My therapist tries to suggest
that I don’t want to be her
patient anymore.        It’s Monday
& she wants me to get a real life
& stop asking for her input
on my glamor shots. She knows
how important praise is to my recovery.
I bring paint samples from the hardware
store to her office. I show her every
variation of “Salmon Sunset” that’s available.
Am I drawn to this color palette
because of a traumatic incident from childhood?
Maybe involving a time when I didn’t feel
quite good enough? I can’t think of one.
Her office has nothing good on the walls
that I can hide my mind inside of. She even
drinks out of a plain glass teacup. I ask
if she’s noticed my shoes why she hasn’t
said anything about them. I walk artfully
around what she wants. I ask how she’s feeling,
she thinks I already know what she’s going to say
& I do. Our hour becomes an exchange of sighs. Am I
feeling rejected? Turned on? She does a perfect
imitation of a person unbothered. I tell her
I think she’d be really good at holding a grudge.

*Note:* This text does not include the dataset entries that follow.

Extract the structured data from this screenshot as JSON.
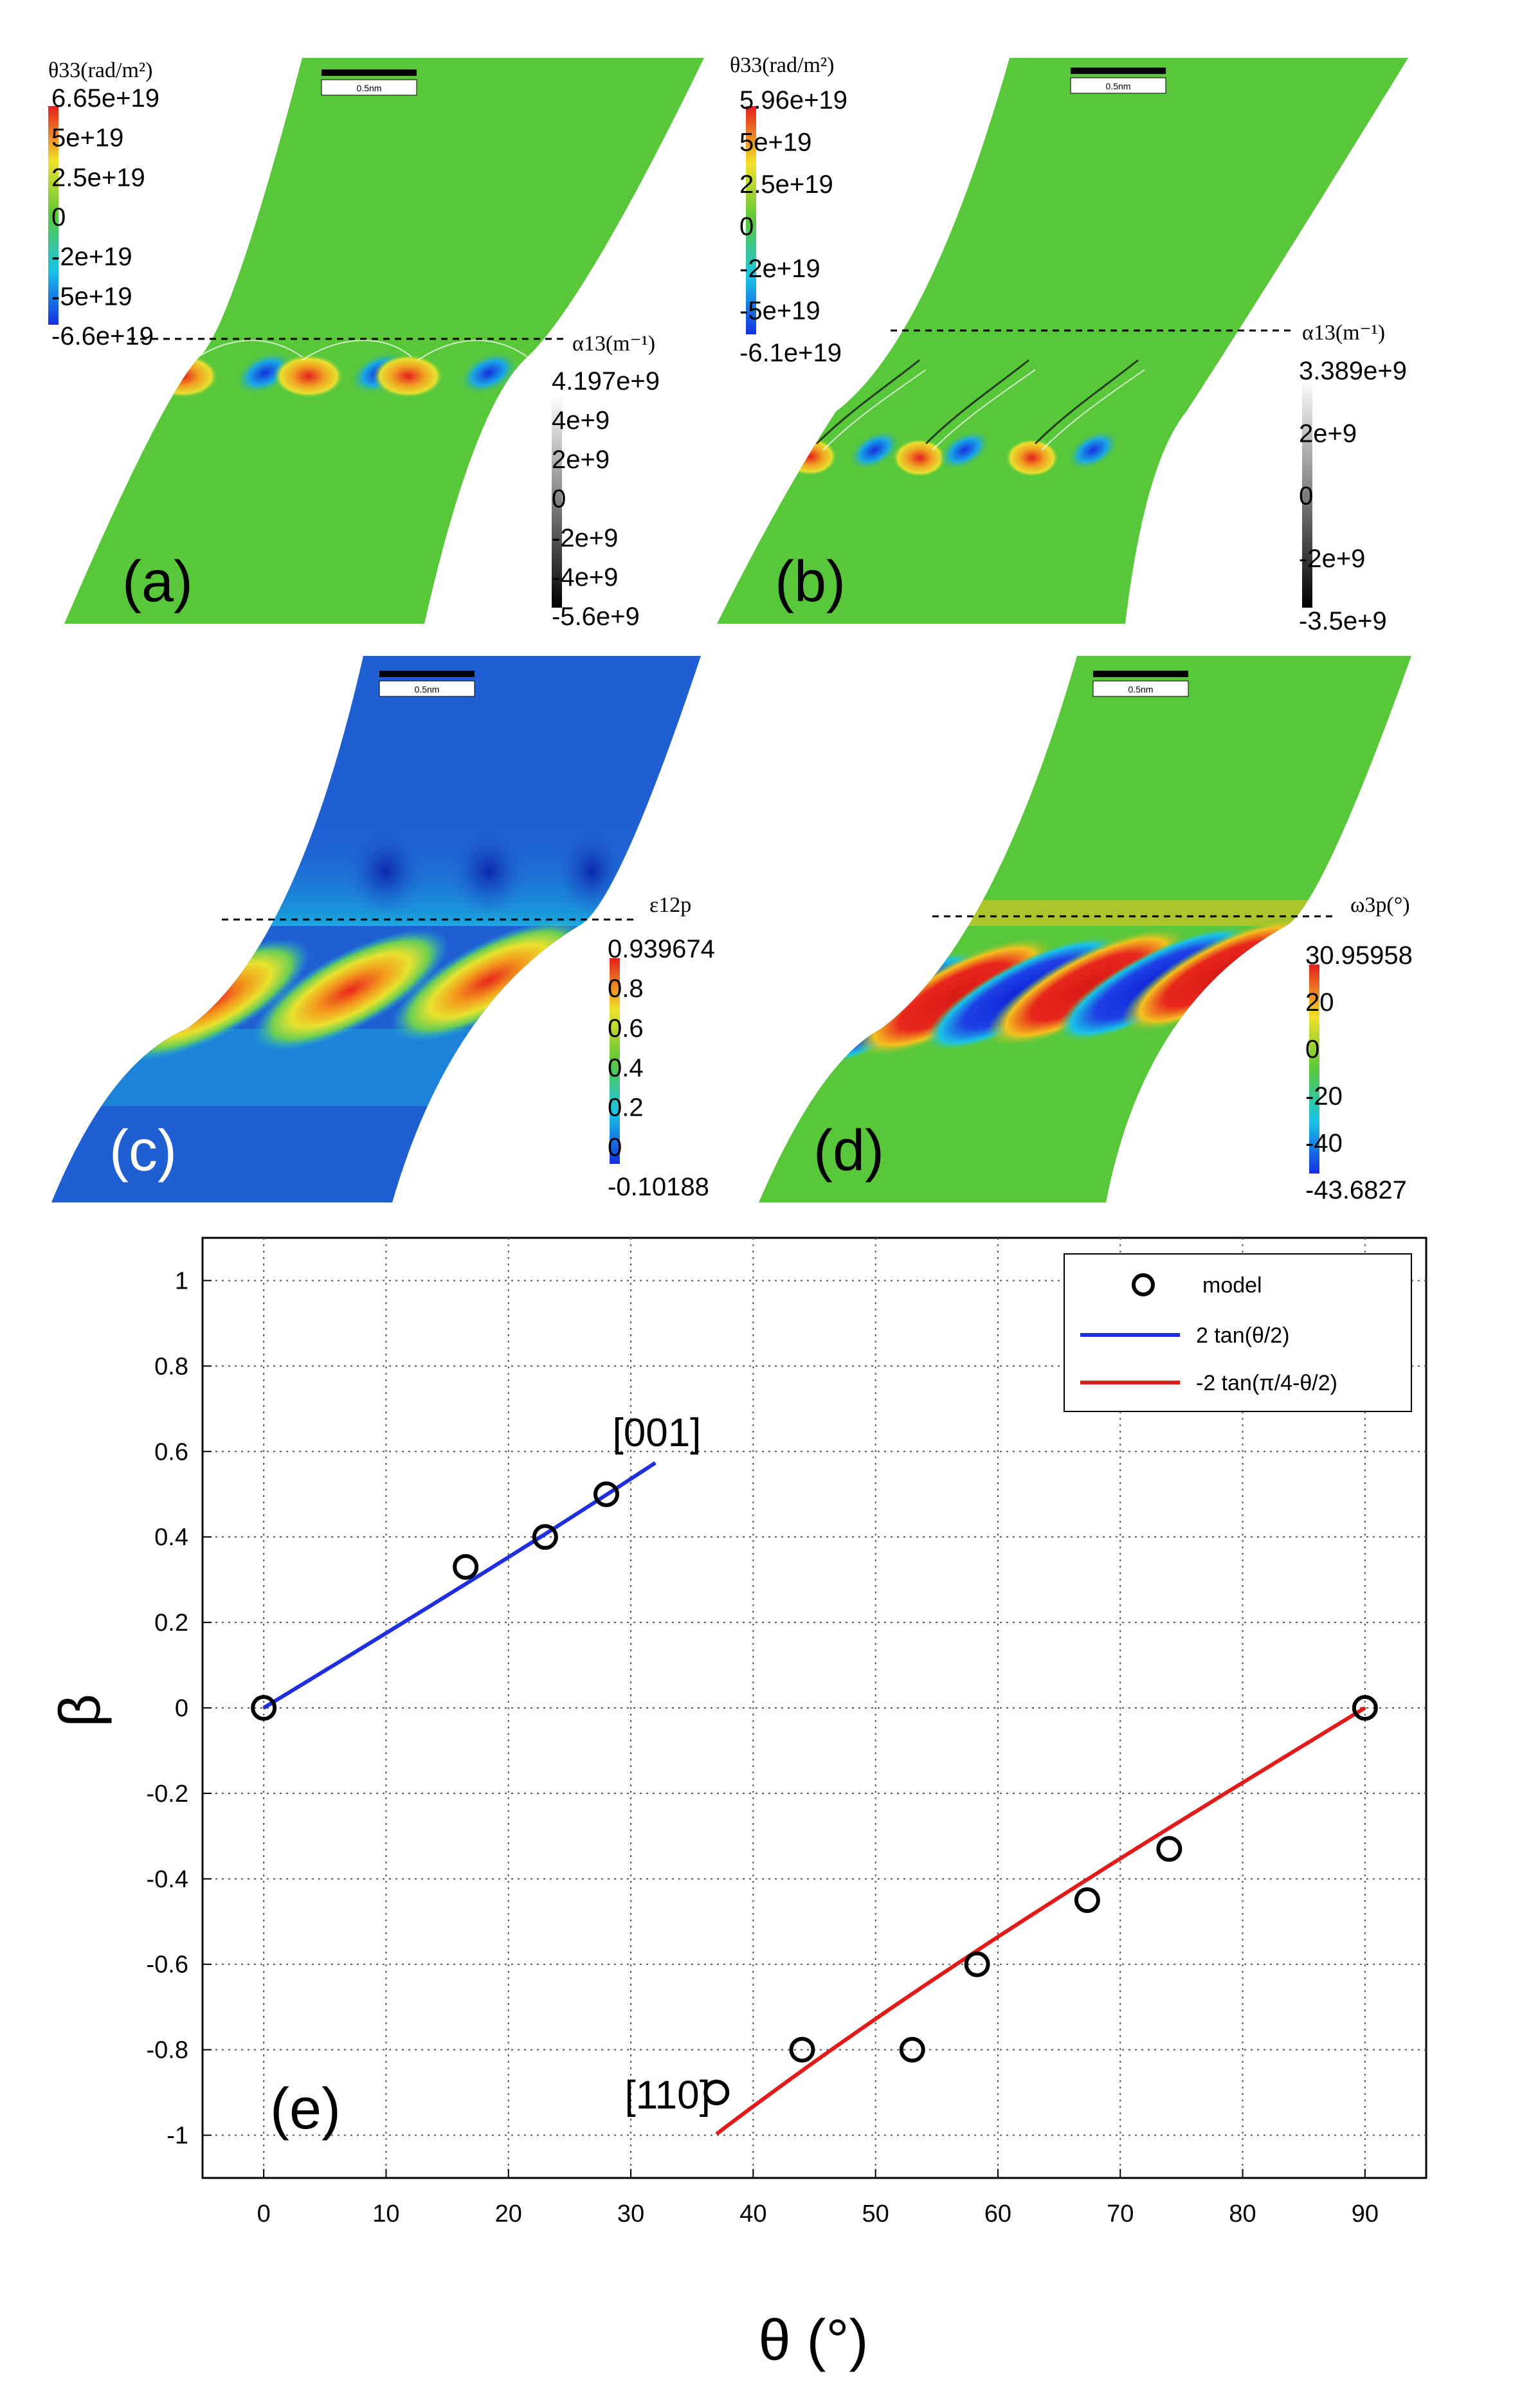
{
  "colors": {
    "green": "#58c73a",
    "blue_bg": "#1f5fd3",
    "red": "#e8261d",
    "blue": "#1334e2",
    "line_blue": "#1f2fe0",
    "line_red": "#e21a1a"
  },
  "panels": {
    "a": {
      "label": "(a)",
      "scale": "0.5nm",
      "cb1": {
        "title": "θ33(rad/m²)",
        "ticks": [
          "6.65e+19",
          "5e+19",
          "2.5e+19",
          "0",
          "-2e+19",
          "-5e+19",
          "-6.6e+19"
        ]
      },
      "cb2": {
        "title": "α13(m⁻¹)",
        "ticks": [
          "4.197e+9",
          "4e+9",
          "2e+9",
          "0",
          "-2e+9",
          "-4e+9",
          "-5.6e+9"
        ]
      }
    },
    "b": {
      "label": "(b)",
      "scale": "0.5nm",
      "cb1": {
        "title": "θ33(rad/m²)",
        "ticks": [
          "5.96e+19",
          "5e+19",
          "2.5e+19",
          "0",
          "-2e+19",
          "-5e+19",
          "-6.1e+19"
        ]
      },
      "cb2": {
        "title": "α13(m⁻¹)",
        "ticks": [
          "3.389e+9",
          "2e+9",
          "0",
          "-2e+9",
          "-3.5e+9"
        ]
      }
    },
    "c": {
      "label": "(c)",
      "scale": "0.5nm",
      "cb": {
        "title": "ε12p",
        "ticks": [
          "0.939674",
          "0.8",
          "0.6",
          "0.4",
          "0.2",
          "0",
          "-0.10188"
        ]
      }
    },
    "d": {
      "label": "(d)",
      "scale": "0.5nm",
      "cb": {
        "title": "ω3p(°)",
        "ticks": [
          "30.95958",
          "20",
          "0",
          "-20",
          "-40",
          "-43.6827"
        ]
      }
    }
  },
  "chart_data": {
    "type": "scatter",
    "panel_label": "(e)",
    "title": "",
    "xlabel": "θ (°)",
    "ylabel": "β",
    "xlim": [
      -5,
      95
    ],
    "ylim": [
      -1.1,
      1.1
    ],
    "xticks": [
      0,
      10,
      20,
      30,
      40,
      50,
      60,
      70,
      80,
      90
    ],
    "yticks": [
      1,
      0.8,
      0.6,
      0.4,
      0.2,
      0,
      -0.2,
      -0.4,
      -0.6,
      -0.8,
      -1
    ],
    "ytick_labels": [
      "1",
      "0.8",
      "0.6",
      "0.4",
      "0.2",
      "0",
      "-0.2",
      "-0.4",
      "-0.6",
      "-0.8",
      "-1"
    ],
    "grid": true,
    "legend_position": "top-right",
    "series": [
      {
        "name": "model",
        "kind": "markers",
        "points": [
          [
            0,
            0
          ],
          [
            16.5,
            0.33
          ],
          [
            23,
            0.4
          ],
          [
            28,
            0.5
          ],
          [
            37,
            -0.9
          ],
          [
            44,
            -0.8
          ],
          [
            53,
            -0.8
          ],
          [
            58.3,
            -0.6
          ],
          [
            67.3,
            -0.45
          ],
          [
            74,
            -0.33
          ],
          [
            90,
            0
          ]
        ]
      },
      {
        "name": "2 tan(θ/2)",
        "kind": "line",
        "color": "#1f2fe0",
        "x_range": [
          0,
          32
        ]
      },
      {
        "name": "-2 tan(π/4-θ/2)",
        "kind": "line",
        "color": "#e21a1a",
        "x_range": [
          37,
          90
        ]
      }
    ],
    "annotations": [
      {
        "text": "[001]",
        "x": 28.5,
        "y": 0.65
      },
      {
        "text": "[110]",
        "x": 29.5,
        "y": -0.9
      }
    ]
  }
}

She taps the boring face of her watch & waits
for me to gather my swatches. I wait for her
to say she loves me before I go.

Em Robidoux is a queer poet living in Providence, Rhode Island, following the completion of their MFA in poetry at the Iowa Writers’ Workshop. Through their work they seek to explore plains of grief, humor, and bodily pleasure. Their poems have appeared in Palette Poetry, Press 53, as well as twice in Glass Poetry, with work forthcoming in Eunoia Review, Barren Magazine and Nat Brut.